Doch wo viel Licht, da viel Schatten: Eine Passage konnte dem Dichter Heinrich Heine als Wohnort und Teil seines Lieblingsspaziergangs dienen, in den Romanen eines Emile Zola oder Honoré de Balzac konnte sie aber auch zum düsteren Schauplatz sozialkritischer Tragödien werden. Als in Paris früh der Niedergang der Passage begann, wurde für die Literaten aus dem «Glashimmel» ein «Maulwurfsgang», aus dem «Kristallpalast» ein «Glassarg». Die ersten Passagen verschwanden schnell, weil sie dem Anspruch der Flaneure nicht mehr genügten. Oder sie befanden sich schlicht am falschen Ort. In Paris hiess er «rive gauche» – fern der Zentren des Luxus und der Moden fristeten die Passagen ein Schattendasein – und tun es meist noch heute.

Mitte des Jahrhunderts legte der Baron Haussmann die prachtvollen Boulevards an, gab der Stadt Trottoirs und Kanalisation. Gleichzeitig kam ein Bautyp auf, der die Passage zu verdrängen begann: 1852 wurde das «Bon Marché» als erstes Warenhaus eröffnet. War die Passage emanzipatorischer Ausdruck der Bürger nach der Revolution, so war das Warenhaus Ausdruck der Industrialisierung, der Massenproduktion und des Massenkonsums. Die Art und Weise des Verkaufs war ein vollkommen anderer, ebenso die Räume in denen er stattfand: Riesige Glaskuppeln ersetzten die gerichteten Sattel- und Tonnendächer der Passagen, geräumige Etagen blickten über Galerien in diese Zentralräume. Für Benjamin waren die Warenhäuser «der letzte Strich des Flaneurs. War ihm anfangs die Strasse zum Interieur geworden, so wurde ihm dieses Interieur nun zur Strasse, und er irrte durchs Labyrinth der Ware wie vordem durch das städtische.» Die Bewegung, konstituierendes Element der Passage, wurde zu ihrem Totengräber: Die Mobilität der Eisenbahn machte Ware und Käufer mobil, sorgte für schnelle Zirkulation und weltweiten Absatz. Aus dem Flaneur wurde der Konsument.

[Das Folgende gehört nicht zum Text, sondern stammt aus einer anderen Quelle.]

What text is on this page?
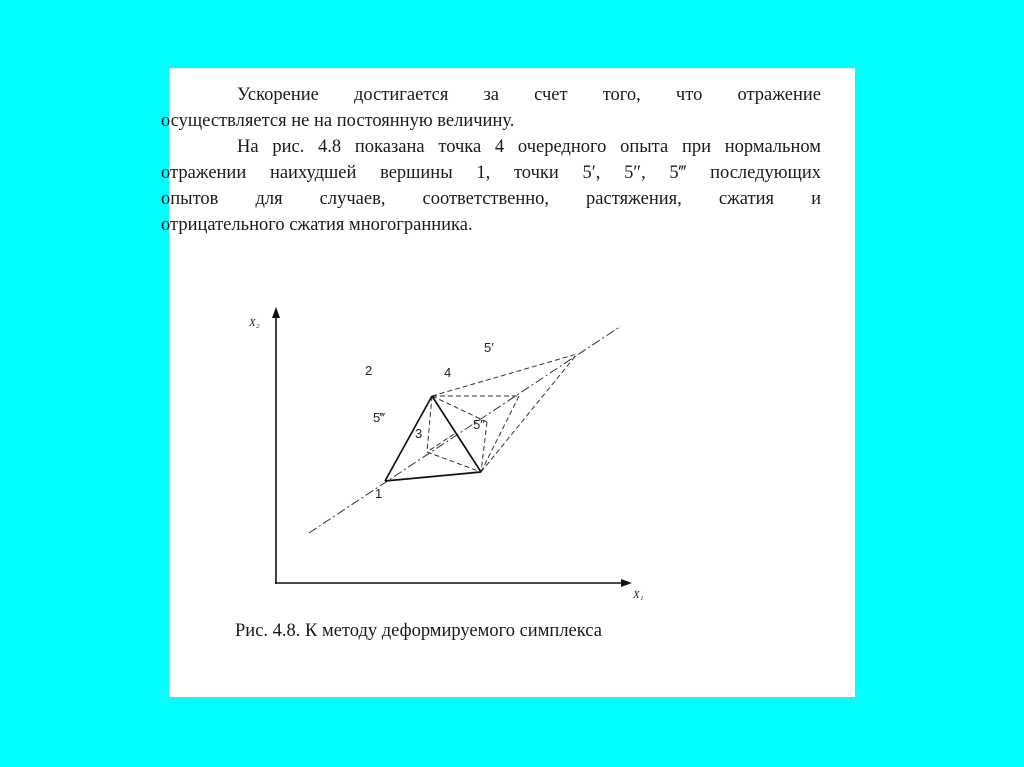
Ускорение достигается за счет того, что отражение
осуществляется не на постоянную величину.

На рис. 4.8 показана точка 4 очередного опыта при нормальном
отражении наихудшей вершины 1, точки 5′, 5″, 5‴ последующих
опытов для случаев, соответственно, растяжения, сжатия и
отрицательного сжатия многогранника.

X₂
X₁
1
2
3
4
5′
5″
5‴
Рис. 4.8. К методу деформируемого симплекса
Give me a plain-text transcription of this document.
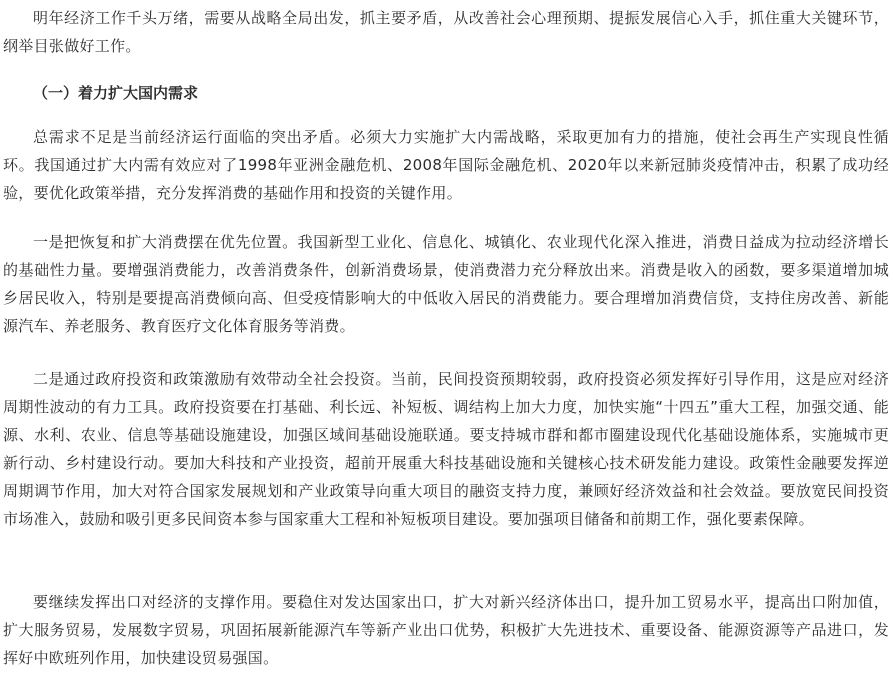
明年经济工作千头万绪，需要从战略全局出发，抓主要矛盾，从改善社会心理预期、提振发展信心入手，抓住重大关键环节，纲举目张做好工作。

（一）着力扩大国内需求

总需求不足是当前经济运行面临的突出矛盾。必须大力实施扩大内需战略，采取更加有力的措施，使社会再生产实现良性循环。我国通过扩大内需有效应对了1998年亚洲金融危机、2008年国际金融危机、2020年以来新冠肺炎疫情冲击，积累了成功经验，要优化政策举措，充分发挥消费的基础作用和投资的关键作用。

一是把恢复和扩大消费摆在优先位置。我国新型工业化、信息化、城镇化、农业现代化深入推进，消费日益成为拉动经济增长的基础性力量。要增强消费能力，改善消费条件，创新消费场景，使消费潜力充分释放出来。消费是收入的函数，要多渠道增加城乡居民收入，特别是要提高消费倾向高、但受疫情影响大的中低收入居民的消费能力。要合理增加消费信贷，支持住房改善、新能源汽车、养老服务、教育医疗文化体育服务等消费。

二是通过政府投资和政策激励有效带动全社会投资。当前，民间投资预期较弱，政府投资必须发挥好引导作用，这是应对经济周期性波动的有力工具。政府投资要在打基础、利长远、补短板、调结构上加大力度，加快实施“十四五”重大工程，加强交通、能源、水利、农业、信息等基础设施建设，加强区域间基础设施联通。要支持城市群和都市圈建设现代化基础设施体系，实施城市更新行动、乡村建设行动。要加大科技和产业投资，超前开展重大科技基础设施和关键核心技术研发能力建设。政策性金融要发挥逆周期调节作用，加大对符合国家发展规划和产业政策导向重大项目的融资支持力度，兼顾好经济效益和社会效益。要放宽民间投资市场准入，鼓励和吸引更多民间资本参与国家重大工程和补短板项目建设。要加强项目储备和前期工作，强化要素保障。

要继续发挥出口对经济的支撑作用。要稳住对发达国家出口，扩大对新兴经济体出口，提升加工贸易水平，提高出口附加值，扩大服务贸易，发展数字贸易，巩固拓展新能源汽车等新产业出口优势，积极扩大先进技术、重要设备、能源资源等产品进口，发挥好中欧班列作用，加快建设贸易强国。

Doch als in Paris ihr Niedergang eingeläutet wurde, feierte die Passage in anderen Ländern freudigen Einstand – als nationales Symbol. So zeugte 1873 die Pracht der Berliner Kaisergalerie vom Selbstbewusstsein der neuen Deutschen Metropole des Handels und der Politik. Sechs Jahre zuvor eröffnete die Galleria Vittorio Emanuele II, mit einem Raumkreuz, dessen Ausmasse die der bekannten Passagenräume um ein Vielfaches übertraf. Zusammen mit der prachtvollen Ausgestaltung symbolisierte ihre schiere Grösse den Anspruch eines wiedervereinigten Italien – mit Seitenhieb in Richtung des römischen Kirchenstaates: Die zentrale Glaskuppel in Mailand hat exakt die Masse der Petersdomkuppel. Solch ein Raum ist nicht mehr auf den Zufallsverkehr abkürzender Passanten angewiesen – er ist selber Ereignis genug, um Menschen anzuziehen. Auch die Motivation, die zu diesem Höhepunkt der Passagenentwicklung geführt hat, war weniger eine Bewegung innerhalb der Gesellschaft, als ein statisches Moment: das Konstituieren einer Nation.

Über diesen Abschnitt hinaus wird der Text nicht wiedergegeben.